# Background reading for WLC 139 from John Davenant



## Reformed Covenanter (Jun 9, 2019)

The answer to question 139 of the Westminster Larger Catechism ("What are the sins forbidden in the seventh commandment?") tells us that the "allowing, tolerating, keeping of stews, and resorting to them" is forbidden by this precept of the Decalogue. On this subject, the Westminster divines broke with Thomas Aquinas who thought that the toleration of brothels was a necessary evil (see our discussion in this thread). Bishop John Davenant's commentary on Colossians (one of the greatest ever commentaries on a single book of Holy Scripture) provides us with some background reading for understanding the rationale of the Westminster divines on the subject: John Davenant on the duty of suppressing brothels.

Reactions: Informative 1


----------



## Andrew P.C. (Jun 9, 2019)

Reformed Covenanter said:


> The answer to question 139 of the Westminster Larger Catechism ("What are the sins forbidden in the seventh commandment?") tells us that the "allowing, tolerating, keeping of stews, and resorting to them" is forbidden by this precept of the Decalogue. On this subject, the Westminster divines broke with Thomas Aquinas who thought that the toleration of brothels was a necessary evil (see our discussion in this thread). Bishop John Davenant's commentary on Colossians (one of the greatest ever commentaries on a single book of Holy Scripture) provides us with some background reading for understanding the rationale of the Westminster divines on the subject: John Davenant on the duty of suppressing brothels.

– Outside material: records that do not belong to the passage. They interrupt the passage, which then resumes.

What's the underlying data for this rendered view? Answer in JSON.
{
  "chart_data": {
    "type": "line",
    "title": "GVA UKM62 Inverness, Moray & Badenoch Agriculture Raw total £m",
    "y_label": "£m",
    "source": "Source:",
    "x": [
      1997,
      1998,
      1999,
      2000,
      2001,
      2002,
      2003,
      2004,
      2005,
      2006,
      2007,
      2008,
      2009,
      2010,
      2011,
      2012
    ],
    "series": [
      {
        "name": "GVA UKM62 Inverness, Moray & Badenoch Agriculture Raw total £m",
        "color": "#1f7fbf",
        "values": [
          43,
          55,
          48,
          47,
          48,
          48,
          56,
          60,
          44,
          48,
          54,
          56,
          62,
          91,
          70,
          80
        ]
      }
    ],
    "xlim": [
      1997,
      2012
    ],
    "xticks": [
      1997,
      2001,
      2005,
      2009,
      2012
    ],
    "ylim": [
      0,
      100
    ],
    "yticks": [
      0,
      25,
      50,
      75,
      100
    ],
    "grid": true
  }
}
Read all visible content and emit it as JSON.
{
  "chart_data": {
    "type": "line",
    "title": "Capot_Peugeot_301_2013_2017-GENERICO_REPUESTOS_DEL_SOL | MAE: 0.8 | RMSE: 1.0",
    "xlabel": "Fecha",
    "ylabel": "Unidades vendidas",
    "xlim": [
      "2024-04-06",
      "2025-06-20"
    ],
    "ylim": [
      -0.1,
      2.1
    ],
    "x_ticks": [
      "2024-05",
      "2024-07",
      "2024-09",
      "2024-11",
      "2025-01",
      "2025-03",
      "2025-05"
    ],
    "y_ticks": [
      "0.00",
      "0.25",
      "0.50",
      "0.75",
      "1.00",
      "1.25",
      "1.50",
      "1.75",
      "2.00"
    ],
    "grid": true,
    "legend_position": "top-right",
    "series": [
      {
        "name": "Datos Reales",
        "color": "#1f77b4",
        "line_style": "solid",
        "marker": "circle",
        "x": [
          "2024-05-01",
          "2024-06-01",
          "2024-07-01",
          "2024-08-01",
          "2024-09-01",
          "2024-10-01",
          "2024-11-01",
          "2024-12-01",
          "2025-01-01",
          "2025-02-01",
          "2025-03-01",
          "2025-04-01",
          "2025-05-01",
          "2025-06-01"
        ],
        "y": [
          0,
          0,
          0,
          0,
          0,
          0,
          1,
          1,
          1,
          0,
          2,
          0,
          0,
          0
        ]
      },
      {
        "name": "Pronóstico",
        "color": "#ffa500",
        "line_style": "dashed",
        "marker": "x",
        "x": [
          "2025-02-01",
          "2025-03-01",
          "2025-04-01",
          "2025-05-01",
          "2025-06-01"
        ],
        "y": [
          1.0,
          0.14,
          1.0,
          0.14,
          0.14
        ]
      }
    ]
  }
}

Not to be particularly over critical here, but what’s the connection between Davenant and the Westminster Divines? Did they interact with Davenant on this issue particularly?


----------



## Reformed Covenanter (Jun 9, 2019)

Andrew P.C. said:


> Not to be particularly over critical here, but what’s the connection between Davenant and the Westminster Divines? Did they interact with Davenant on this issue particularly?



Well, being part of the English delegation to the Synod of Dort, John Davenant was very highly respected among the divines of the era. (Keep an eye out for how often Davenant is quoted with approval in subsequent writings.) I am quoting him to highlight how English Reformed thought considered the issue of the criminalisation of prostitution in its intellectual history. It is part of the nature of intellectual history that the historian has to engage in informed speculation as to what influenced people, making judgments on the basis of probability.


----------